The report is based on findings collected at a conference in May at the National Business Park in Annapolis Junction, where representatives from the state's universities, lawmakers, defense officials and contractors spoke about how they could work together to train the future work force to serve Maryland's national defense apparatus.
Jay Baldwin, president of the Fort Meade Alliance, said that at a time when the defense industry is facing a wave of retirement from an aging work force, there are fewer people with the skills and security approvals to replace them.
Though the United States produces about 72,000 engineers a year, up nearly 10,000 from the 1980s, those numbers "aren't enough to soak up all the demand," said Bob Black, deputy executive director of the American Society for Engineering Education.
Start them young
"To get a greater supply, we have to make structural changes to our education to get more people in the K-12 science and engineer pipeline earlier," said Black, echoing remarks of panelists in May.
Brown spoke of looking at educating students at a "K-20 level," from kindergarten through graduate school, to provide them with the exposure and support to work in the defense field.

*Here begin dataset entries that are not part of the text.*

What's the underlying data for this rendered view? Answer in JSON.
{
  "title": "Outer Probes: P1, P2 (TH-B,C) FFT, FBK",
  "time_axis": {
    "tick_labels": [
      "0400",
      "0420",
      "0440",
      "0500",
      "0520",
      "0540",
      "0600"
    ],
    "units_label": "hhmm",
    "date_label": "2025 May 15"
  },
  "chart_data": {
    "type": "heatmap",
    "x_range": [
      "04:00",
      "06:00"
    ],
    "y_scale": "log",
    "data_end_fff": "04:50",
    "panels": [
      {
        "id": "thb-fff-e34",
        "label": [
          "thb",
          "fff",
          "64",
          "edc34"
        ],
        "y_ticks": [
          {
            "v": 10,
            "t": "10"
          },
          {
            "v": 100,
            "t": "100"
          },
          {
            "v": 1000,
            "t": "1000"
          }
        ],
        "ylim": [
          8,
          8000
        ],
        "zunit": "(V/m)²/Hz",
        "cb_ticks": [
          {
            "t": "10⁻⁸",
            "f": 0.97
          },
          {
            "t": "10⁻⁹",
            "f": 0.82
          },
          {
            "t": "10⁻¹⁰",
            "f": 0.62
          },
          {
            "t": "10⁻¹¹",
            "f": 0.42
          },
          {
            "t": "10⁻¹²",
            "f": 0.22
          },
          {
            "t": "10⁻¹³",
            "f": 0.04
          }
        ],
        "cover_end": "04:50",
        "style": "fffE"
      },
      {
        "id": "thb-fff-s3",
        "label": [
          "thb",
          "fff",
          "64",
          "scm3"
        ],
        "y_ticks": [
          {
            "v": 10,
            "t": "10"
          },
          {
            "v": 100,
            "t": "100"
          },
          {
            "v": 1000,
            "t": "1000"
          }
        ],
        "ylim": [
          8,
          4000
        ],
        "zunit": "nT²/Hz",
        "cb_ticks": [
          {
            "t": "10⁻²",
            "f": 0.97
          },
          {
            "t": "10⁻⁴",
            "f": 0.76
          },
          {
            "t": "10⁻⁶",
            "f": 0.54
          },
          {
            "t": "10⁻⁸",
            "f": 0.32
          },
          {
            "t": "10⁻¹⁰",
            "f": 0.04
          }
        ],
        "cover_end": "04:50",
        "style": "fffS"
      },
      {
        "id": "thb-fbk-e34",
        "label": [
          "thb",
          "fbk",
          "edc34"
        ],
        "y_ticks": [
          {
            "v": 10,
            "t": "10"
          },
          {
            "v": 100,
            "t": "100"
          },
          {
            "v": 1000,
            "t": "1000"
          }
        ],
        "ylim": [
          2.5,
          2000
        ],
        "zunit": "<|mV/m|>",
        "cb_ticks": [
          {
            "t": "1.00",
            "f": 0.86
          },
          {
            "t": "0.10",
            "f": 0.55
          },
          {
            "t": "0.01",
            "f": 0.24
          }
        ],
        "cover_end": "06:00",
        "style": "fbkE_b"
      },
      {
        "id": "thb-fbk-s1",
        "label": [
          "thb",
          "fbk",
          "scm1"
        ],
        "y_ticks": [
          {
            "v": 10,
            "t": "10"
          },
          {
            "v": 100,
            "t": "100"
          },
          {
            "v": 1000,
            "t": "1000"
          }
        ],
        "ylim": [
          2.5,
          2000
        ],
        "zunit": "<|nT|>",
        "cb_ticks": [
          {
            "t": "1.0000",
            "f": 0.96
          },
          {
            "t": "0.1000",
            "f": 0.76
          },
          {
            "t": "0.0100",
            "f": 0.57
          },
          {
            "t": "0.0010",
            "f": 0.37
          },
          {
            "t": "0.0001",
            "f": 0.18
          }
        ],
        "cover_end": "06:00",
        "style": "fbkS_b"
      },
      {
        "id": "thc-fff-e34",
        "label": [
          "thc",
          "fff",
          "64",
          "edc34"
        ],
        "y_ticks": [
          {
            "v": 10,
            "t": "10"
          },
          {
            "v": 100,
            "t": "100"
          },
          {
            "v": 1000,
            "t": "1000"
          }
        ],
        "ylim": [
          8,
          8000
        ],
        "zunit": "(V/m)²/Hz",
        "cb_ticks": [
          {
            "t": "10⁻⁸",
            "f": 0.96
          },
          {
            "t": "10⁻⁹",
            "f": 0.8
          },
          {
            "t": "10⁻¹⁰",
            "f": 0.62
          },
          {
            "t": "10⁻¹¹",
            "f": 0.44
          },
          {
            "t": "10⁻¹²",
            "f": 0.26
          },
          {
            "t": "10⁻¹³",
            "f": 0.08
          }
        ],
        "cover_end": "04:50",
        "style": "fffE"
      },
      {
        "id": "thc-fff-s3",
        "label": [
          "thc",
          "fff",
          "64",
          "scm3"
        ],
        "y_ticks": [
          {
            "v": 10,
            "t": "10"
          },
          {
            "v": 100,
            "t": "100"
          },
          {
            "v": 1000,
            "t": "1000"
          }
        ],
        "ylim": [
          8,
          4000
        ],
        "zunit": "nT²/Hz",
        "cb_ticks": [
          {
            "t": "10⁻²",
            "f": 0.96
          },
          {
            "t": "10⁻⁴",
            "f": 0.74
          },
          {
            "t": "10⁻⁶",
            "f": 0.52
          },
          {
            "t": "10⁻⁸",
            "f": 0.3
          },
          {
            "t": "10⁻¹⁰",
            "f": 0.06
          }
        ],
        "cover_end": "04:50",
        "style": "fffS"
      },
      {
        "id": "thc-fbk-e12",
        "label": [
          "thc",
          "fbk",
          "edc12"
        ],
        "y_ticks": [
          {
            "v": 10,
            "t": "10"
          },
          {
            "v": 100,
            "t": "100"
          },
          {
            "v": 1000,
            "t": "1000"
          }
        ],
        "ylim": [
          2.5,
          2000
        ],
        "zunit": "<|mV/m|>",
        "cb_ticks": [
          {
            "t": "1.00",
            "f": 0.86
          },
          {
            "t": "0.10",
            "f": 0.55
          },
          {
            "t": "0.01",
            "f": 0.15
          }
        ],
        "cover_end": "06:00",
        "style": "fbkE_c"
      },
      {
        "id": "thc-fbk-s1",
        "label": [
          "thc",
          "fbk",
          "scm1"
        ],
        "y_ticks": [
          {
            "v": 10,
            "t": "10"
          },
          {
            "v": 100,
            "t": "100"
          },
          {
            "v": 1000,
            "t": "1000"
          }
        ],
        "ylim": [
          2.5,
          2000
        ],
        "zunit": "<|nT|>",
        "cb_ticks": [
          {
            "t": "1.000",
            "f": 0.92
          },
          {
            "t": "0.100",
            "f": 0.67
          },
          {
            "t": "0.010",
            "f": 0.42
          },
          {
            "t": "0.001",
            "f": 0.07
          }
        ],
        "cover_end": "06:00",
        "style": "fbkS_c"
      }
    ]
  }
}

To that end, Brown said, the state is boosting funding for STEM programs (science, technology, engineer and math) in local school districts, and educators are retooling their curricula for those likely to forgo college for technical work.
"Maryland does a tremendous job already in educating its work force," Baldwin said. "How to improve the process to make it better benefits everyone."
On top of the challenge of educating tomorrow's work force, the report said, higher housing prices will likely slow migration of workers. Taken together with an unemployment rate a full point below the national average, the BRAC demands and a tightening of federal dollars, "it becomes clear that Maryland's homeland security and defense sectors face monumental challenges in the years ahead," it says.
Brown, though, said the state knows a thing or two about government-related growth, noting a BRAC expansion of 5,000 personnel in the mid-1990s at the Patuxent River Naval Air Station.
In addition, 50 federal agencies in Maryland employ about a half-million people, and federal spending on research and development hovers around $12 billion annually, an amount second only to Virginia.
"Maryland is not a stranger to growth and development of federal activities," he said.